This week's papers have been full of doom and gloom about the economy, because a few estate agents or building societies have published figures suggesting house prices are in meltdown.

But when you look at the facts, you see a completely different picture.

Land Registry statistics are impartial and comprehensive, unlike those put out by various interest groups representing lenders, surveyors and estate agents.

They show that average house prices based on actual sales in the real economy have increased since this time last year by 5.3 percent, ranging from 10.6 percent in London to 1.9 percent in the North-East.

While it is correct that house price growth has been slowing, and is flat in some places, the reality is that house prices are actually holding up.

Here in Dudley, for example, house prices are up 5.7%, against an average for the West Midlands of 3.4%.

What's more, Thursday's employment figures showed our local economy is continuing to grow, with the number of people out of work and claiming benefits falling by three per cent, in line with the national average.

Despite the current global economic uncertainties unemployment has continued to fall, redundancies are at a record low and the number of jobs is at a record high.

These figures flatly contradict the gloom that the Tories have been spreading over the last few days, showing: The largest annual increase in employment since 1997.

The number of people in employment is the highest on record at 29.5 million.

The number of vacancies is at a record high, rising 12,000 on the quarter to 687,600.

The number redundancies are at a record low - down 17,000 to 106 thousand.

Unemployment is continuing to fall, down 90,000 from a year ago.

These figures show there is little excuse for not working and I want to make sure people get off benefits and into work, but it is clear that the days when whole cities and towns suffered from high unemployment are gone with over a million fewer people on benefits than 10 years ago.

This record level of employment has only happened because we have taken the tough, long-term decisions that are right for our economy.

This data flatly contradicts the gloom that the Tories have been trying to spread over the last couple of days.
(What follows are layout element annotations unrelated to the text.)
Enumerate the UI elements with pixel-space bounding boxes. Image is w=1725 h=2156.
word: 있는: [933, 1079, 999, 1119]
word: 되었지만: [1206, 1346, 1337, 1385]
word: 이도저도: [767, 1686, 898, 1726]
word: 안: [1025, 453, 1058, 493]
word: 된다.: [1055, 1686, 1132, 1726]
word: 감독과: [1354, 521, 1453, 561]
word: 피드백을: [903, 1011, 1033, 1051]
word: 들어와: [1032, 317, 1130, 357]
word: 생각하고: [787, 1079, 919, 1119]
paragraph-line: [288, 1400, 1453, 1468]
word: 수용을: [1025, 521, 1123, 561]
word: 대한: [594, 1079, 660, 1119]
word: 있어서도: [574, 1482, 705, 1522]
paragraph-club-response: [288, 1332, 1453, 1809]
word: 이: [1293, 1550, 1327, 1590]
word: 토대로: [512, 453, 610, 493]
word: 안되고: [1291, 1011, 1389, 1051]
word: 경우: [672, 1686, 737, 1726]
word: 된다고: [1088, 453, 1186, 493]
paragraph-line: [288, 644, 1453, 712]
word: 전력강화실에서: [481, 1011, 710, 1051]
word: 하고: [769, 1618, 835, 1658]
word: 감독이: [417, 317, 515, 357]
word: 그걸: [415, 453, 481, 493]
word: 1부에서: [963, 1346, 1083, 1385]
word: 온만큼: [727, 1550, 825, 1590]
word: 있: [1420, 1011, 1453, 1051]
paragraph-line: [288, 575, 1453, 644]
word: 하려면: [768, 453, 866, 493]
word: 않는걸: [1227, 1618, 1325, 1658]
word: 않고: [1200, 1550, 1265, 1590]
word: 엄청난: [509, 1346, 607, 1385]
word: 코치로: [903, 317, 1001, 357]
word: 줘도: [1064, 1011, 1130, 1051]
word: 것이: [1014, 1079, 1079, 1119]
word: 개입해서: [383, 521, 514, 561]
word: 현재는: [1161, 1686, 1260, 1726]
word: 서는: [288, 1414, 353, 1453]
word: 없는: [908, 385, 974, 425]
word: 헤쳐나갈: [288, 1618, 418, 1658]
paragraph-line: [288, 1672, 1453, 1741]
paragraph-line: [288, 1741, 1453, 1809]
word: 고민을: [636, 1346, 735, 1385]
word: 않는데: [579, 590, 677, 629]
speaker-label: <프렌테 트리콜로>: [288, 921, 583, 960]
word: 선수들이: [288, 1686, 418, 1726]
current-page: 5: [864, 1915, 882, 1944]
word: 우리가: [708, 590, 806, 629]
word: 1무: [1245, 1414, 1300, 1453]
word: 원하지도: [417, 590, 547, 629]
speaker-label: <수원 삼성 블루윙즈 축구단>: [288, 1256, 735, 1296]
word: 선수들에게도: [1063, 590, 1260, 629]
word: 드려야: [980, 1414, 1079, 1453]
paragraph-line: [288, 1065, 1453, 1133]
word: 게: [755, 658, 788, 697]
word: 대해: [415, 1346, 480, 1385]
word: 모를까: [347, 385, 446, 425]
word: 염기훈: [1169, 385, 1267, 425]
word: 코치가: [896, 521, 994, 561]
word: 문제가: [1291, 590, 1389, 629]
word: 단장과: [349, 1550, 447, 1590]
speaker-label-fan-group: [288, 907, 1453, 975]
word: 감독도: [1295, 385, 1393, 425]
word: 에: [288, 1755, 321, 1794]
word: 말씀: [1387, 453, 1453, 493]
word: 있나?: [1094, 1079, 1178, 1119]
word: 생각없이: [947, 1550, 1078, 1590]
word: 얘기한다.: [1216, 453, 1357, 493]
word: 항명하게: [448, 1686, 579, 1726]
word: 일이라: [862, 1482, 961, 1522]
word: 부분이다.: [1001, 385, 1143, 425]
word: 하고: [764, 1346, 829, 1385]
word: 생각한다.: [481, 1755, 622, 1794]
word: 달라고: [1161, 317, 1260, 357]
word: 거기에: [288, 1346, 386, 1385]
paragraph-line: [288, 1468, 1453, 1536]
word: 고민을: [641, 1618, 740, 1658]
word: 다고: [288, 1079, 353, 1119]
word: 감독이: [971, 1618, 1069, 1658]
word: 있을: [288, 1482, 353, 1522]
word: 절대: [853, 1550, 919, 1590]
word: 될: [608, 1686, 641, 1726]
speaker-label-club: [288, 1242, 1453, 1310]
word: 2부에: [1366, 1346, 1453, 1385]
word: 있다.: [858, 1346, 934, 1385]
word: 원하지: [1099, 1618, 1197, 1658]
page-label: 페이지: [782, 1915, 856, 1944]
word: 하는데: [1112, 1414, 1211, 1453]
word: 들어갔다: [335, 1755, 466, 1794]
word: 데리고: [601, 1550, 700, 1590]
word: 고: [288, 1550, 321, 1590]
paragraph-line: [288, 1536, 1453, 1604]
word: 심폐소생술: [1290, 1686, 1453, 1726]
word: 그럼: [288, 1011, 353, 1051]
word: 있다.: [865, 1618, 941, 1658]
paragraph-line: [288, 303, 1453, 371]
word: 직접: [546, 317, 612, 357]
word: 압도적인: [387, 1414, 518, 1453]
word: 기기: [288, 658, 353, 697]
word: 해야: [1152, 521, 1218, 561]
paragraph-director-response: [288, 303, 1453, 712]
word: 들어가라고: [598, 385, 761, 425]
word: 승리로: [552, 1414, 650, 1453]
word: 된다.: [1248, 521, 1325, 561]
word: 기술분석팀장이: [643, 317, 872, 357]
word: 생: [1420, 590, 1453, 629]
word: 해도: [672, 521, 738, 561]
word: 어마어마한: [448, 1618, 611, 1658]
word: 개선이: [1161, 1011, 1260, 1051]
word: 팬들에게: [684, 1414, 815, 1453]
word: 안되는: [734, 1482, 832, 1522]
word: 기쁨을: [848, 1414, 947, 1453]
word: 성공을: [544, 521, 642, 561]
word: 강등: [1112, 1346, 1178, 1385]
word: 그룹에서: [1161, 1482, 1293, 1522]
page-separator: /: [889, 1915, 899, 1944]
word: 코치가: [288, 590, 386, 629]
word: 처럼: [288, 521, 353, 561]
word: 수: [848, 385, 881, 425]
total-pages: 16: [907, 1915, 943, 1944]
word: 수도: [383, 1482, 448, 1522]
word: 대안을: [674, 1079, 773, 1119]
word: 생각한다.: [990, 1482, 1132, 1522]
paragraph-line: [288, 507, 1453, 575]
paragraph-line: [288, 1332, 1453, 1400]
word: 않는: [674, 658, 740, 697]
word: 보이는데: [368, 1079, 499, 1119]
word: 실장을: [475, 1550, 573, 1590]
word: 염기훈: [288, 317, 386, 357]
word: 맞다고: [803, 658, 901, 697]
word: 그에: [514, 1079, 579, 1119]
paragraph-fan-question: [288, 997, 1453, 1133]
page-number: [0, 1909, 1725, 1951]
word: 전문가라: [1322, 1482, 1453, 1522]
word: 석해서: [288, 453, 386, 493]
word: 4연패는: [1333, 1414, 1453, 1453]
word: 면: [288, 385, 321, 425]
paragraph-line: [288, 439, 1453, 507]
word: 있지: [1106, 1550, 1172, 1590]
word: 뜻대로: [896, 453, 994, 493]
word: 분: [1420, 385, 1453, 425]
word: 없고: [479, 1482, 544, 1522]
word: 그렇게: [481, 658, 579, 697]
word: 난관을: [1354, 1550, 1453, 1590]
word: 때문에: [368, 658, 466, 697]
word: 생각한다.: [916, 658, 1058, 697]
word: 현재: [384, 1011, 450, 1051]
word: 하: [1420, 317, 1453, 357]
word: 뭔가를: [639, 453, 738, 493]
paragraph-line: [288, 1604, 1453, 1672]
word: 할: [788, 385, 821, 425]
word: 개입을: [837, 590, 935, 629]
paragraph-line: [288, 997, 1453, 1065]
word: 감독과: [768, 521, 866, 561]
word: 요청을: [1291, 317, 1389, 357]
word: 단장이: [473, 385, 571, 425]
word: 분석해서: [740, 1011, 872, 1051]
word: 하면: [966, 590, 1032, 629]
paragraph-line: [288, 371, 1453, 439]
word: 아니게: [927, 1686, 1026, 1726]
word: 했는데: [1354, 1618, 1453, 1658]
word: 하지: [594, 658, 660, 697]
What would be a disaster is the Tory economic policy of billions of pounds of unfunded tax promises, which would undermine economic stability and risk taking Britain back to the days of 15 per cent interest rates and three million unemployed.

The Conservatives will be disappointed by these figures, because they have been desperately spreading gloom and talking our economy down for the last few days.

They want to undermine our record on the economy, because they know that ordinary people do not believe David Cameron and his party are on their side when it comes to jobs and housing.

Look at what they achieved when David Cameron was working at the Treasury as an adviser to the Chancellor of the Exchequer when the Tories were last in power: Unemployment went over 3 million twice and was "a price worth paying", the number on Incapacity Benefit trebled, more than 5.5million people were on out of work' benefits in 1997 and one in three children were growing up in poverty Today the Tories would make the same mistakes putting tax cuts and uncosted spending promises that do not add up ahead of the economic stability that creates jobs. Their welfare plans are not focused on supporting people into work but on chasing savings to meet their tax and spending black hole.